An overload of sludge caused by the closure of a disposal facility in Prince George's County forced the County Council yesterday to approve two new sites on which to spread the sewage residue.

The council sent a letter to the Washington Suburban Sanitary Commission, owner of the sewage-treatment facilities in the county, endorsing the travel routes for trucks to haul sludge from Washington's Blue Plains treatment facility to two privately owned properties in Brandywine.

The county receives 350 tons of sludge daily from Blue Plains and had intended to cure the material into compost at the WSSC's new $4 million Western Branch plant in Upper Marlboro. But that facility was closed as a public nuisance Sept. 21 when the still-unfinished plant was overloaded with improperly treated sludge that caused severe odor problems.

A 50-acre sand and gravel pit in Brandywine has been handling the county's sludge since the shutdown, but the council was informed that location now is full.

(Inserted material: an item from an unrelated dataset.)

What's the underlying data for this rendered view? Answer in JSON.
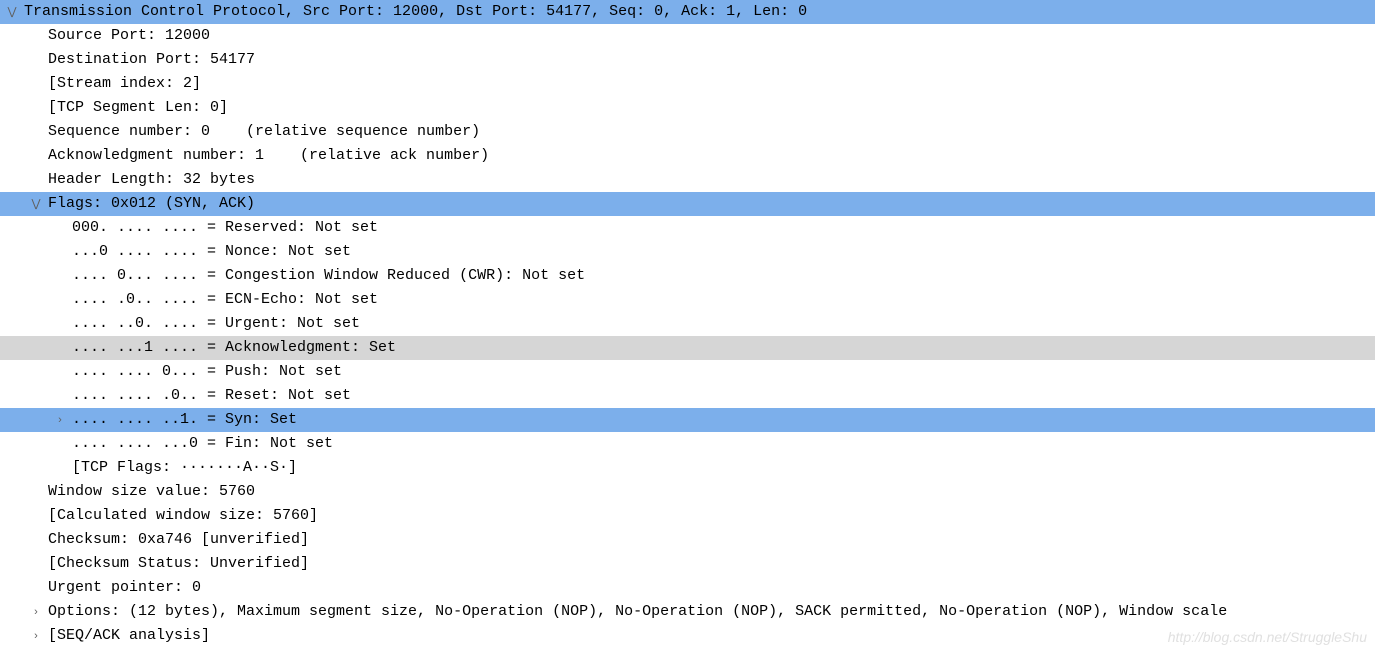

The two new sites, a 200-acre area just north of the county line and a 60-acre sand and gravel pit owned by the Washington Gas Light Company, have long-standing permits from the Maryland Health Department to accept sludge, said Dennis Bigley, an environmental specialist for the County Council. The two areas were chosen by Environmental Reclamation company, a Glen Burnie firm that is paid by the WSSC to find private sites for sludge dumping, he added.